The Green Party is also a strong choice. Leader Natalie Bennett is a passionate supporter of decriminalisation. “The Green Party spoke to sex workers groups and unions and adopted the policy they suggested, as the best way that keep women and men safe,” said Bennett. The Greens take a strong stance against austerity economics and cuts in public services, and unlike the Lib Dems, they enjoy rising political fortunes, attracting a left protest vote that is fed up with Labour’s broken promises. According to Bennett, smaller parties like the Greens have a crucial role in bringing the evidence for decriminalisation forward, in a Parliament where the largest parties are still undecided. “We can present the evidence of peer-reviewed research showing the New Zealand model. There’s considerable disagreement in Labour and Tories on this issue; this is the sort of issue where you can get different approaches in one party…On this area and many others, we lead in supporting evidence based policymaking. We need to make policies like this based on the evidence of what is going to impact on people’s wellbeing and safety,” she says.

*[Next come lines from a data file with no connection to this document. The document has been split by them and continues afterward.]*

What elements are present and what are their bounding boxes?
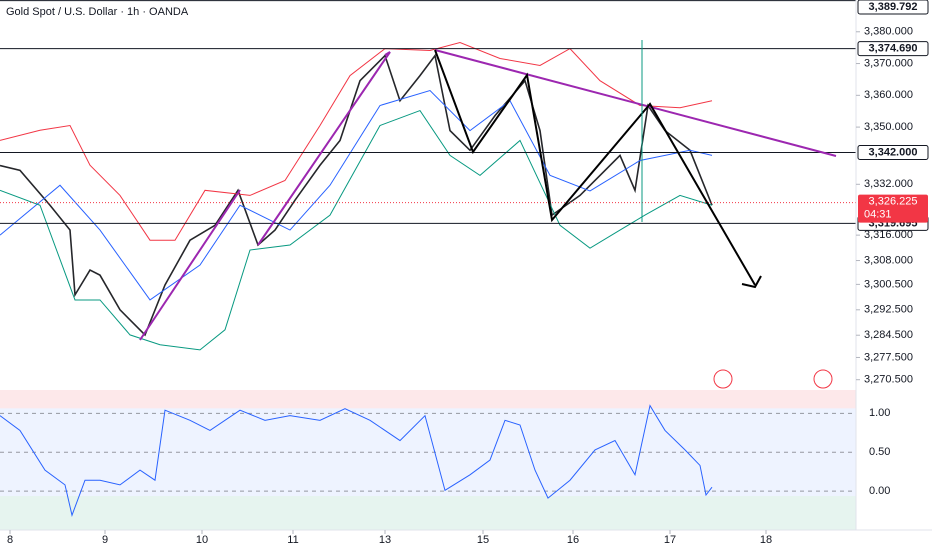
band-line <box>0 42 713 241</box>
y-tick-label: 3,316.000 <box>864 229 913 241</box>
zigzag <box>434 49 756 286</box>
x-tick-label: 18 <box>760 534 772 546</box>
y-tick-label: 3,370.000 <box>864 57 913 69</box>
x-tick-label: 17 <box>664 534 676 546</box>
x-tick-label: 16 <box>567 534 579 546</box>
y-tick-label: 3,277.500 <box>864 351 913 363</box>
arrow-head <box>741 275 762 289</box>
countdown: 04:31 <box>864 209 892 221</box>
last-price-label: 3,326.225 <box>869 196 918 208</box>
oversold-zone <box>0 496 856 530</box>
price-line <box>0 53 713 337</box>
oscillator-tick-label: 1.00 <box>869 407 890 419</box>
x-tick-label: 11 <box>287 534 298 546</box>
pattern-drawings <box>139 40 837 341</box>
y-tick-label: 3,308.000 <box>864 254 913 266</box>
band-line <box>0 109 713 351</box>
events <box>713 369 833 389</box>
y-tick-label: 3,300.500 <box>864 278 913 290</box>
x-tick-label: 13 <box>379 534 391 546</box>
band-line <box>0 89 713 301</box>
chart-title: Gold Spot / U.S. Dollar · 1h · OANDA <box>6 6 189 18</box>
y-tick-label: 3,332.000 <box>864 178 913 190</box>
trend-line <box>139 189 241 341</box>
level-label: 3,374.690 <box>869 43 918 55</box>
level-label: 3,389.792 <box>869 1 918 13</box>
y-tick-label: 3,380.000 <box>864 26 913 38</box>
event-icon <box>713 369 733 389</box>
oscillator-line <box>0 404 713 517</box>
y-tick-label: 3,350.000 <box>864 121 913 133</box>
level-label-box <box>857 0 929 15</box>
oscillator-tick-label: 0.00 <box>869 485 890 497</box>
y-tick-label: 3,284.500 <box>864 329 913 341</box>
level-label: 3,342.000 <box>869 146 918 158</box>
level-label-box <box>857 41 929 57</box>
trend-line <box>434 49 837 157</box>
y-tick-label: 3,360.000 <box>864 89 913 101</box>
level-label-box <box>857 145 929 161</box>
y-tick-label: 3,292.500 <box>864 304 913 316</box>
oscillator-tick-label: 0.50 <box>869 446 890 458</box>
x-tick-label: 10 <box>196 534 208 546</box>
x-tick-label: 9 <box>102 534 108 546</box>
x-tick-label: 15 <box>477 534 489 546</box>
y-tick-label: 3,270.500 <box>864 374 913 386</box>
overbought-zone <box>0 390 856 409</box>
trend-line <box>257 51 391 246</box>
last-price-box <box>858 194 928 223</box>
event-icon <box>813 369 833 389</box>
x-tick-label: 8 <box>7 534 13 546</box>
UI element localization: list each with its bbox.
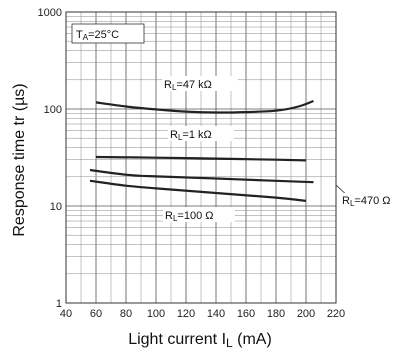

In any constituency where UKIP threatens a win, tactical voting to keep them out must override other concerns. But in every race, we can persuade ambitious candidates to hear us out, and encourage candidates from pro-decriminalisation parties to talk about it during the campaign. Sex workers and our supporters will continue engage with the political process until our concerns taken seriously. There is still plenty of pushback, but we’re getting there. When I got in touch with my own MP, calling her Westminster office on the morning of the vote, my hands and voice shook. I was expecting to be sneered at or hung up on, but I got a quick, and sensitive reply. For my Labour, feminist MP, the jury is still out on decriminalisation; perhaps, in time, I might convince her.
Sex workers are voters, and constituents, everywhere in the UK, and so are our clients; in a recent study, one in ten British men reported paying for sex. We can write to candidates, meet with them, and tell them about our real lives. We can ask them to go on record about their positions on the decriminalisation of sex work; we can bring the issue up at hustings, or organise our own. We can demand that polling firms ask candidates, and voters, about it. With enough of a push, we might even get full decriminalisation on the agenda in the next Parliament. As ECP campaigner Niki Adams wrote in the Guardian: “If progress is to be made…MPs must invite us into the discussion.”
Beyond party politics, the profile of our movement is growing. Current and former sex workers are writing openly in publications from the Guardian to the Telegraph, and appear regularly on radio and television. Groups like the ECP and Sex Workers Open University are leveraging a newfound sense of confidence among sex workers; through their efforts, we have taken the initiative. But to hold it, we need to bring the debate to our workplaces, universities, families, friends, and houses of worship. Even though we finally have a place at the table where our rights are being discussed, we will have to keep speaking up, or we will be pushed back out into the shadows.